There is indeed red in a high quality LED. I like this colorized spectral power graph as you can better visualize what the component parts, like the cyan, greens, reds, and so on, of nearly “ideal” white light.
The reason why florescents have such poor color rendering and color qualities is their spectral power. They have an in-ordinate amount of green light, along with allot of yellow in this case, and almost no red and cyan. Compare the spectrum of this 3000K fluorescent to the same 3000K high- CRI LED at the top to see what I mean. You see all the chunks missing?
Fluorescent does exist in 90 CRI form factors typically used in high quality indoor lighting, but even that has too little red and too much green.
The “what we see” representations are a bit off, I think. With the 3000K light the red color of the ball and other reddish things will stand out more brightly even if the eyes have had time to adjust, in my experience. But otherwise the principle holds true. Just think of any time you’ve worn sunglasses for a while, then took them off.
i don;t really expect colors to look right at night anyway, so if it is a little off, i don;t get alarmed at it
also around the house, there are many light sources
warm leds
daylight leds
some cfl
led tv
phone
computer screen
phone
so asking what light source i use in addition to the flashlight, and then requiring 45 minutes to get used to each one, or is there a streetlight out the window, or is the moon full, doesn;t really make sense
The YAG phosphors do indeed push red and deep red to. That’s where their efficiency drops off. The low color rendering LEDs have little red light, but are a bit more efficient. The high color accuracy lights, preferred around these parts, push more red/cyan.
The reason I asked about the phones, smart devices, TVs, and such is that their LED back panels are typically color calibrated for daytime use, and have color temperatures routinely near 6000K. Running F.Lux, or some other blue reducing software, removes the blue and shifts the screen to a warmer color. Looking at a bright 6000K LED screen can skew your adaptation to very blue light sources and make lights like 3000K appear more yellow then what they really are. The “daylight” LED with its 5000K color temperature, as well, will skew things if used allot at night like on a table lamp nearby for reading.
Sounds like you need some high CRI lighting, minimum 90 CRI preferably 95 CRI. Your state does not, unfortunately, have the same Title 24 law the California does that mandates a minimum of 90 CRI for all LED replacement lamps. This law was put in place because of how poorly 80 CRI CFLs did. They distorted colors and gained a bad reputation. Title 24 was put in place to make peoples’ experiences with LED more positive by pushing industry towards high quality light.

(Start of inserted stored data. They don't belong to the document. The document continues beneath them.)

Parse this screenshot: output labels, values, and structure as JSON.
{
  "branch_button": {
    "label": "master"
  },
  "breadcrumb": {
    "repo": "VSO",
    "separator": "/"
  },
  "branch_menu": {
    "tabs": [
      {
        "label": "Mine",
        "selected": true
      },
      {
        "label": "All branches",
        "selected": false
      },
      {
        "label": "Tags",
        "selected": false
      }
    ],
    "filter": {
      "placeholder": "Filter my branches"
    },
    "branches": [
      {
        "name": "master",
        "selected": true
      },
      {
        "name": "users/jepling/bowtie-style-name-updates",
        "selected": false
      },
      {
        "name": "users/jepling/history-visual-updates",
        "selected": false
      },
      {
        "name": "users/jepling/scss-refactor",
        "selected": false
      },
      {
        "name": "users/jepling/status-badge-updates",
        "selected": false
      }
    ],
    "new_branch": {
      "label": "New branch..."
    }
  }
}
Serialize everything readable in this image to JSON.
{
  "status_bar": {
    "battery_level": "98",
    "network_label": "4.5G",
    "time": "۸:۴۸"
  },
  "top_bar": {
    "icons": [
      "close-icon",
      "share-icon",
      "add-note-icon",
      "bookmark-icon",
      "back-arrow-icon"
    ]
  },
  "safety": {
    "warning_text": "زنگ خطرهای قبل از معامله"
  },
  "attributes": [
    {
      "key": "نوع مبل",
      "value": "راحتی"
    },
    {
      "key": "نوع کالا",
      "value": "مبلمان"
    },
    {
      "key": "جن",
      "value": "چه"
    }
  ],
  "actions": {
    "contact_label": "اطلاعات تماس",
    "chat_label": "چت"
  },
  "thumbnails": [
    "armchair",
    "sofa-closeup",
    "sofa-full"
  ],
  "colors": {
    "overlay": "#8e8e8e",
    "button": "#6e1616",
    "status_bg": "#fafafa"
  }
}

I would like to but they are only from sellers that ask high shipping costs to the EU. I wait until I have a nice list with other leds too before I order them.
I’m pretty sure the E21A at 2000K R9 is at around 50. the variant that Virence sells is 9050. most of the other E21a he sells is 9080 except the 2000K and 2200K
Maukka got R9 of 89 at 1000ma but got R9 of 98 at 100ma. So at lower output, R9 is higher. I haven’t tested the low output because too lazy to close the shades to test but I’m sure it will be the same. I love this emitter for late night use especially because how little blue wavelength it emits.
Thus far I have been too cheap to purchase CT&A. I can take a DUV with another program. By the way the test is at 350mA across 12 emitters. These Xnova cubes are not high power LEDs. They spec even less than the optisolis for drive current. Far from E21A output.
The 1800k Xnova is also unique as it will make the 2000k E21A look white. 1800k starts to cross into lighting that looks yellow.